Entre volonté politique et réalités rurales, la campagne de commercialisation de l’arachide 2025-2026 cristallise les tensions. Si le Premier ministre Ousmane Sonko a multiplié les directives pour redynamiser la Société nationale de commercialisation des oléagineux du Sénégal (SONACOS), le spectre du médecin après la mort hante les points de collecte officiels (seccos) du Bassin arachidier, où les paysans n’excluent plus le bardage dans les rues et les villages.
Une ambition financière record
Avec un budget historique de 130 milliards FCFA alloué aux intrants contre environ 70 milliards sous l’ancien régime et un prix plancher fixé à 305 FCFA/kg, l’exécutif affichait une volonté claire: celle de protéger le pouvoir d’achat rural.

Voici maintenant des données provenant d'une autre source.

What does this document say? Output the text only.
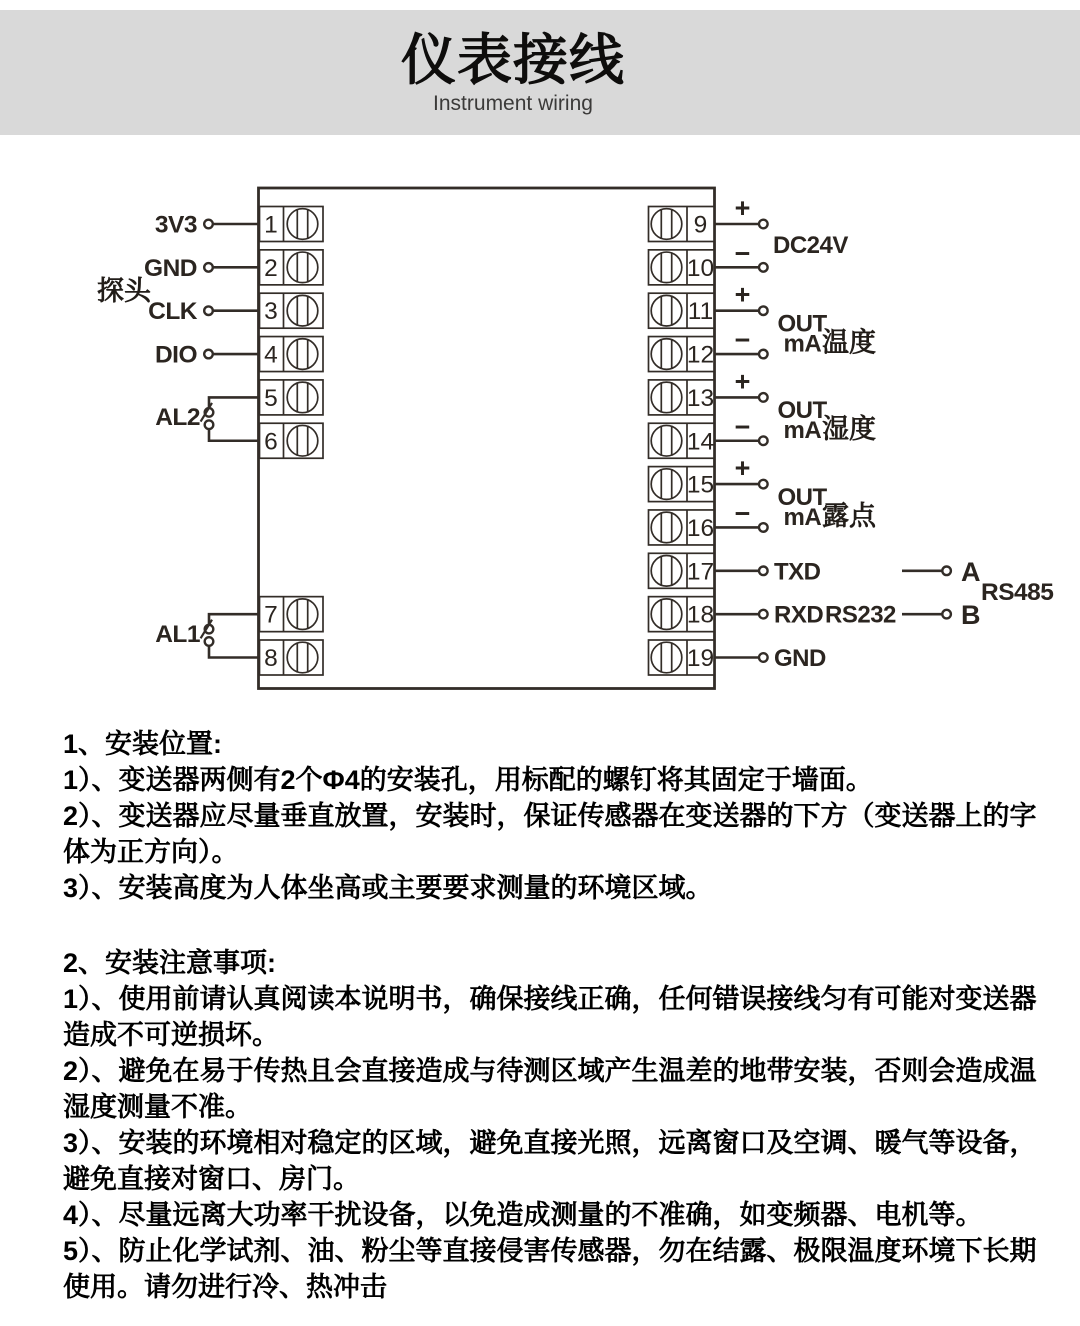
仪表接线
Instrument wiring
1
3V3
2
GND
3
CLK
4
DIO
探头
5
6
AL2
7
8
AL1
9
10
11
12
13
14
15
16
17
18
19
+
− DC24V
+
−
OUT
mA 温度
+
−
OUT
mA 湿度
+
−
OUT
mA 露点
TXD
RXD RS232
GND
A
B
RS485
1、安装位置:
1）、变送器两侧有2个Φ4的安装孔，用标配的螺钉将其固定于墙面。
2）、变送器应尽量垂直放置，安装时，保证传感器在变送器的下方（变送器上的字体为正方向）。
3）、安装高度为人体坐高或主要要求测量的环境区域。
2、安装注意事项:
1）、使用前请认真阅读本说明书，确保接线正确，任何错误接线匀有可能对变送器造成不可逆损坏。
2）、避免在易于传热且会直接造成与待测区域产生温差的地带安装，否则会造成温湿度测量不准。
3）、安装的环境相对稳定的区域，避免直接光照，远离窗口及空调、暖气等设备，避免直接对窗口、房门。
4）、尽量远离大功率干扰设备，以免造成测量的不准确，如变频器、电机等。
5）、防止化学试剂、油、粉尘等直接侵害传感器，勿在结露、极限温度环境下长期使用。请勿进行冷、热冲击
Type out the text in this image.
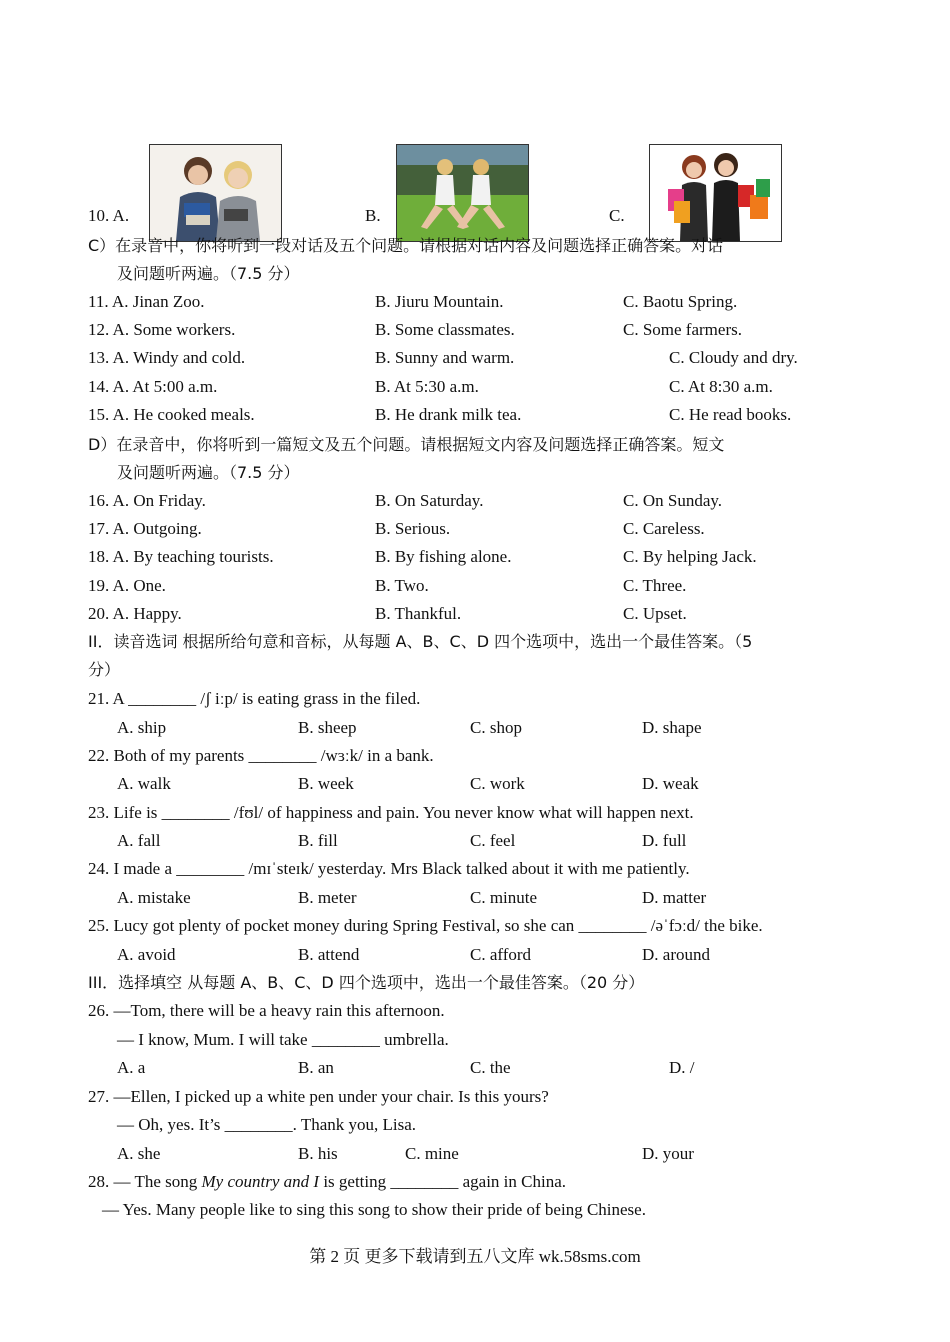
10. A.	B.	C.
C）在录音中，你将听到一段对话及五个问题。请根据对话内容及问题选择正确答案。对话
及问题听两遍。（7.5 分）
11. A. Jinan Zoo.	B. Jiuru Mountain.	C. Baotu Spring.
12. A. Some workers.	B. Some classmates.	C. Some farmers.
13. A. Windy and cold.	B. Sunny and warm.	C. Cloudy and dry.
14. A. At 5:00 a.m.	B. At 5:30 a.m.	C. At 8:30 a.m.
15. A. He cooked meals.	B. He drank milk tea.	C. He read books.
D）在录音中，你将听到一篇短文及五个问题。请根据短文内容及问题选择正确答案。短文
及问题听两遍。（7.5 分）
16. A. On Friday.	B. On Saturday.	C. On Sunday.
17. A. Outgoing.	B. Serious.	C. Careless.
18. A. By teaching tourists.	B. By fishing alone.	C. By helping Jack.
19. A. One.	B. Two.	C. Three.
20. A. Happy.	B. Thankful.	C. Upset.
II．读音选词 根据所给句意和音标，从每题 A、B、C、D 四个选项中，选出一个最佳答案。（5
分）
21. A ________ /ʃ iːp/ is eating grass in the filed.
A. ship	B. sheep	C. shop	D. shape
22. Both of my parents ________ /wɜːk/ in a bank.
A. walk	B. week	C. work	D. weak
23. Life is ________ /fʊl/ of happiness and pain. You never know what will happen next.
A. fall	B. fill	C. feel	D. full
24. I made a ________ /mɪˈsteɪk/ yesterday. Mrs Black talked about it with me patiently.
A. mistake	B. meter	C. minute	D. matter
25. Lucy got plenty of pocket money during Spring Festival, so she can ________ /əˈfɔːd/ the bike.
A. avoid	B. attend	C. afford	D. around
III．选择填空 从每题 A、B、C、D 四个选项中，选出一个最佳答案。（20 分）
26. —Tom, there will be a heavy rain this afternoon.
— I know, Mum. I will take ________ umbrella.
A. a	B. an	C. the	D. /
27. —Ellen, I picked up a white pen under your chair. Is this yours?
— Oh, yes. It’s ________. Thank you, Lisa.
A. she	B. his	C. mine	D. your
28. — The song My country and I is getting ________ again in China.
— Yes. Many people like to sing this song to show their pride of being Chinese.
第 2 页 更多下载请到五八文库 wk.58sms.com
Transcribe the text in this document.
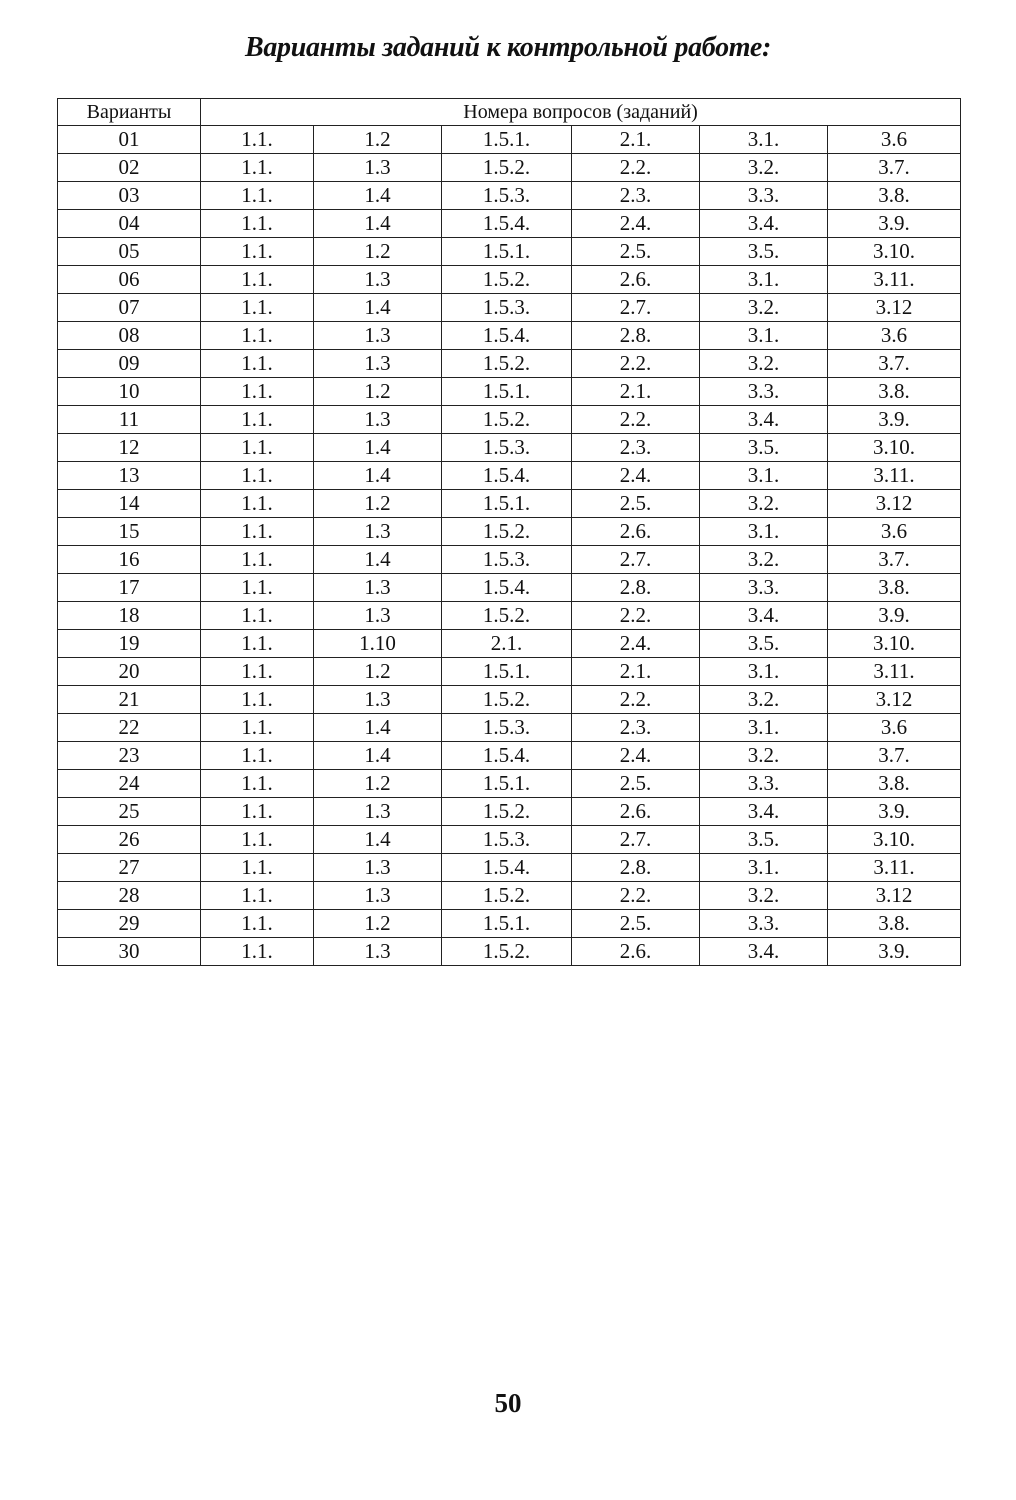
Варианты заданий к контрольной работе:
Варианты	Номера вопросов (заданий)					
01	1.1.	1.2	1.5.1.	2.1.	3.1.	3.6
02	1.1.	1.3	1.5.2.	2.2.	3.2.	3.7.
03	1.1.	1.4	1.5.3.	2.3.	3.3.	3.8.
04	1.1.	1.4	1.5.4.	2.4.	3.4.	3.9.
05	1.1.	1.2	1.5.1.	2.5.	3.5.	3.10.
06	1.1.	1.3	1.5.2.	2.6.	3.1.	3.11.
07	1.1.	1.4	1.5.3.	2.7.	3.2.	3.12
08	1.1.	1.3	1.5.4.	2.8.	3.1.	3.6
09	1.1.	1.3	1.5.2.	2.2.	3.2.	3.7.
10	1.1.	1.2	1.5.1.	2.1.	3.3.	3.8.
11	1.1.	1.3	1.5.2.	2.2.	3.4.	3.9.
12	1.1.	1.4	1.5.3.	2.3.	3.5.	3.10.
13	1.1.	1.4	1.5.4.	2.4.	3.1.	3.11.
14	1.1.	1.2	1.5.1.	2.5.	3.2.	3.12
15	1.1.	1.3	1.5.2.	2.6.	3.1.	3.6
16	1.1.	1.4	1.5.3.	2.7.	3.2.	3.7.
17	1.1.	1.3	1.5.4.	2.8.	3.3.	3.8.
18	1.1.	1.3	1.5.2.	2.2.	3.4.	3.9.
19	1.1.	1.10	2.1.	2.4.	3.5.	3.10.
20	1.1.	1.2	1.5.1.	2.1.	3.1.	3.11.
21	1.1.	1.3	1.5.2.	2.2.	3.2.	3.12
22	1.1.	1.4	1.5.3.	2.3.	3.1.	3.6
23	1.1.	1.4	1.5.4.	2.4.	3.2.	3.7.
24	1.1.	1.2	1.5.1.	2.5.	3.3.	3.8.
25	1.1.	1.3	1.5.2.	2.6.	3.4.	3.9.
26	1.1.	1.4	1.5.3.	2.7.	3.5.	3.10.
27	1.1.	1.3	1.5.4.	2.8.	3.1.	3.11.
28	1.1.	1.3	1.5.2.	2.2.	3.2.	3.12
29	1.1.	1.2	1.5.1.	2.5.	3.3.	3.8.
30	1.1.	1.3	1.5.2.	2.6.	3.4.	3.9.
50
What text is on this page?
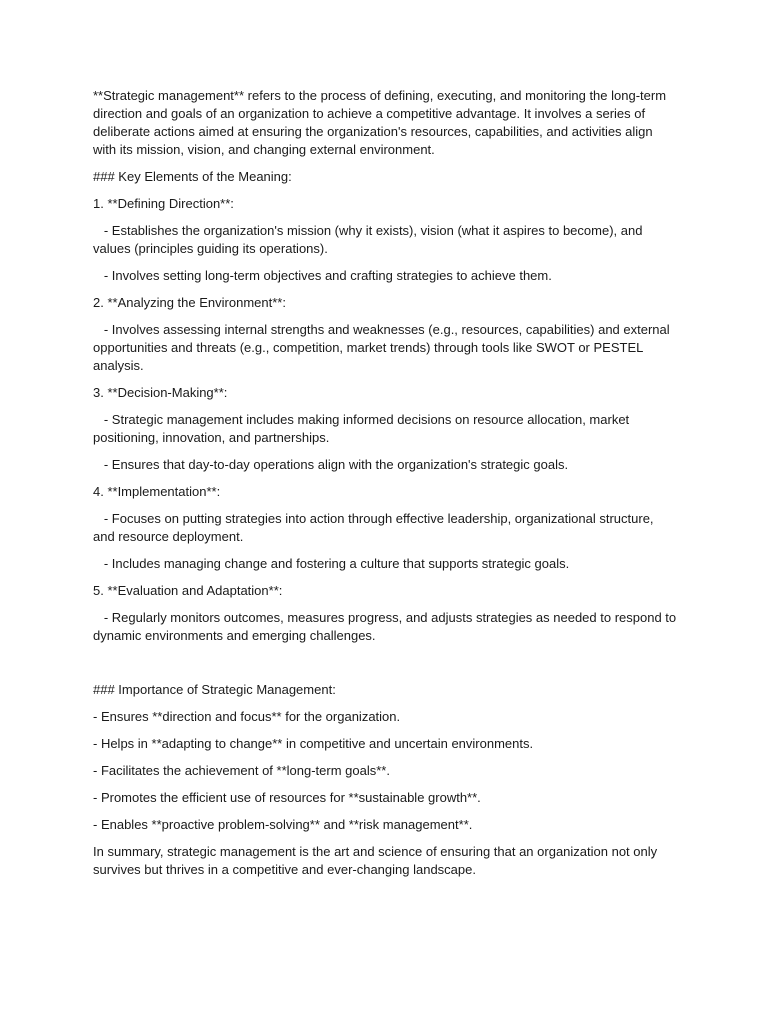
**Strategic management** refers to the process of defining, executing, and monitoring the long-term direction and goals of an organization to achieve a competitive advantage. It involves a series of deliberate actions aimed at ensuring the organization's resources, capabilities, and activities align with its mission, vision, and changing external environment.

### Key Elements of the Meaning:

1. **Defining Direction**:

- Establishes the organization's mission (why it exists), vision (what it aspires to become), and values (principles guiding its operations).

- Involves setting long-term objectives and crafting strategies to achieve them.

2. **Analyzing the Environment**:

- Involves assessing internal strengths and weaknesses (e.g., resources, capabilities) and external opportunities and threats (e.g., competition, market trends) through tools like SWOT or PESTEL analysis.

3. **Decision-Making**:

- Strategic management includes making informed decisions on resource allocation, market positioning, innovation, and partnerships.

- Ensures that day-to-day operations align with the organization's strategic goals.

4. **Implementation**:

- Focuses on putting strategies into action through effective leadership, organizational structure, and resource deployment.

- Includes managing change and fostering a culture that supports strategic goals.

5. **Evaluation and Adaptation**:

- Regularly monitors outcomes, measures progress, and adjusts strategies as needed to respond to dynamic environments and emerging challenges.

### Importance of Strategic Management:

- Ensures **direction and focus** for the organization.

- Helps in **adapting to change** in competitive and uncertain environments.

- Facilitates the achievement of **long-term goals**.

- Promotes the efficient use of resources for **sustainable growth**.

- Enables **proactive problem-solving** and **risk management**.

In summary, strategic management is the art and science of ensuring that an organization not only survives but thrives in a competitive and ever-changing landscape.
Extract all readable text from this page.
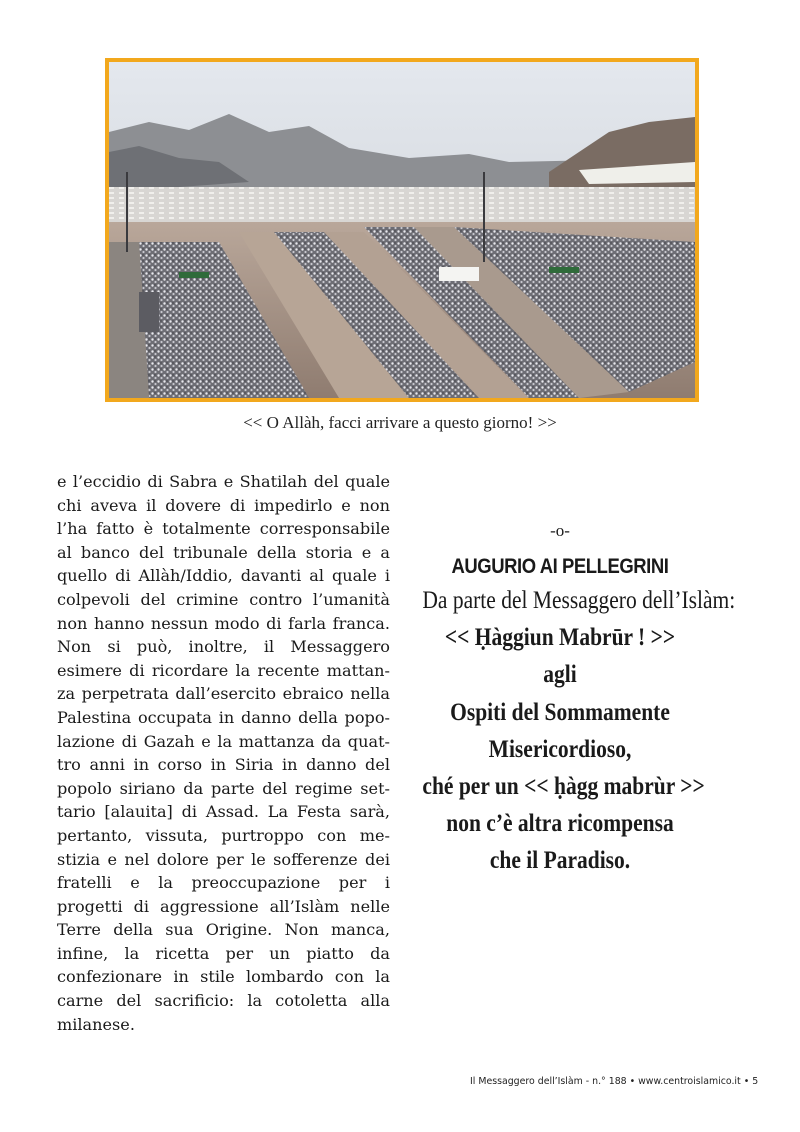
<< O Allàh, facci arrivare a questo giorno! >>

e l’eccidio di Sabra e Shatilah del quale chi aveva il dovere di impedirlo e non l’ha fatto è totalmente corresponsabile al banco del tribunale della storia e a quello di Allàh/Iddio, davanti al quale i colpevoli del crimine contro l’umanità non hanno nessun modo di farla franca. Non si può, inoltre, il Messaggero esimere di ricordare la recente mattanza perpetrata dall’esercito ebraico nella Palestina occupata in danno della popolazione di Gazah e la mattanza da quattro anni in corso in Siria in danno del popolo siriano da parte del regime settario [alauita] di Assad. La Festa sarà, pertanto, vissuta, purtroppo con mestizia e nel dolore per le sofferenze dei fratelli e la preoccupazione per i progetti di aggressione all’Islàm nelle Terre della sua Origine. Non manca, infine, la ricetta per un piatto da confezionare in stile lombardo con la carne del sacrificio: la cotoletta alla milanese.

-o-

AUGURIO AI PELLEGRINI

Da parte del Messaggero dell’Islàm:

<< Ḥàggiun Mabrūr ! >>

agli

Ospiti del Sommamente

Misericordioso,

ché per un << ḥàgg mabrùr >>

non c’è altra ricompensa

che il Paradiso.

Il Messaggero dell’Islàm - n.° 188 • www.centroislamico.it • 5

Le 5 janvier 2026, lors d’une visite à Kaolack, le chef du gouvernement a franchi une nouvelle étape en instruisant la SONACOS d’acheter 450 000 tonnes, soit presque le double des prévisions initiales. Un défi qui nécessite la mobilisation immédiate de 106 milliards FCFA.
Le paradoxe de la collecte
Pourtant malgré ces chiffres flatteurs, le sentiment de retard prédomine. Si la Sonacos a déjà atteint une collecte de 155 000 tonnes contre 121 000 sur toute l’année 2024, le rythme reste jugé trop lent par les producteurs.
Le cri du cœur paysan
Face au manque de liquidités dans les points de collecte officiels, de nombreux agriculteurs cèdent à la tentation du bradage. À côté, les intermédiaires communément appelés » coxeurs » rachètent les graines à 250 FCFA, bien en deçà du prix officiel, profitant de l’urgence des foyers ruraux.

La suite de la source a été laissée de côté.